No. Fertility preservation must be individualized. Egg freezing may be the best option for one patient, while ovarian tissue freezing, embryo freezing, sperm freezing, surgical sperm retrieval, or careful follow-up may be more appropriate for another.
Important factors include:
Age
Pubertal status
Cancer type and stage
Urgency of treatment
Planned chemotherapy, radiotherapy, or surgery
Ovarian reserve or sperm parameters
Safety of future pregnancy
Personal, ethical, religious, and legal preferences
Cost and storage conditions
Practical questions patients can ask
Before cancer treatment begins, patients may ask their doctor:
Will my treatment affect my fertility?
Is the risk temporary or permanent?
Do I have time for fertility preservation?
Am I a candidate for egg, sperm, embryo, ovarian tissue, or testicular tissue freezing?
Will fertility preservation delay my cancer treatment?
Is the procedure safe in my situation?
How long can frozen samples be stored?
When can I consider pregnancy after treatment?
What tests will I need during follow-up?
Which specialist should I see for fertility counseling?
Conclusion
The primary goal of cancer treatment is to treat the disease effectively.
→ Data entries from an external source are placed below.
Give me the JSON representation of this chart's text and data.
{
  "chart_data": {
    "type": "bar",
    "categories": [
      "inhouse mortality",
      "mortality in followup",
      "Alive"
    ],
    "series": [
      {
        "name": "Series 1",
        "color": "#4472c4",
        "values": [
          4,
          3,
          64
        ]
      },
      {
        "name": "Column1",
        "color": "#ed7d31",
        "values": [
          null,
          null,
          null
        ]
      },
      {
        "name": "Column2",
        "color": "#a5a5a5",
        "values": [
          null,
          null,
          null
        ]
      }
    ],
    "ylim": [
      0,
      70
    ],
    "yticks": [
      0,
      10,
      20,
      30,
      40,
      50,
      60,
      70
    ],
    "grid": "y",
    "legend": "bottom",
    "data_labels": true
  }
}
However, long-term quality of life is also important, and reproductive health is a significant part of that quality of life.
Every child, adolescent, or adult with reproductive potential should be informed about fertility risks whenever possible before treatment begins. Appropriate patients should be referred promptly to a reproductive medicine specialist. A conversation held early may preserve an important possibility for the future.
This page is for general informational purposes only. Diagnosis, treatment, and fertility preservation decisions should always be made with an oncology team, reproductive medicine specialist, gynecologist, urologist/andrologist, and other relevant healthcare professionals.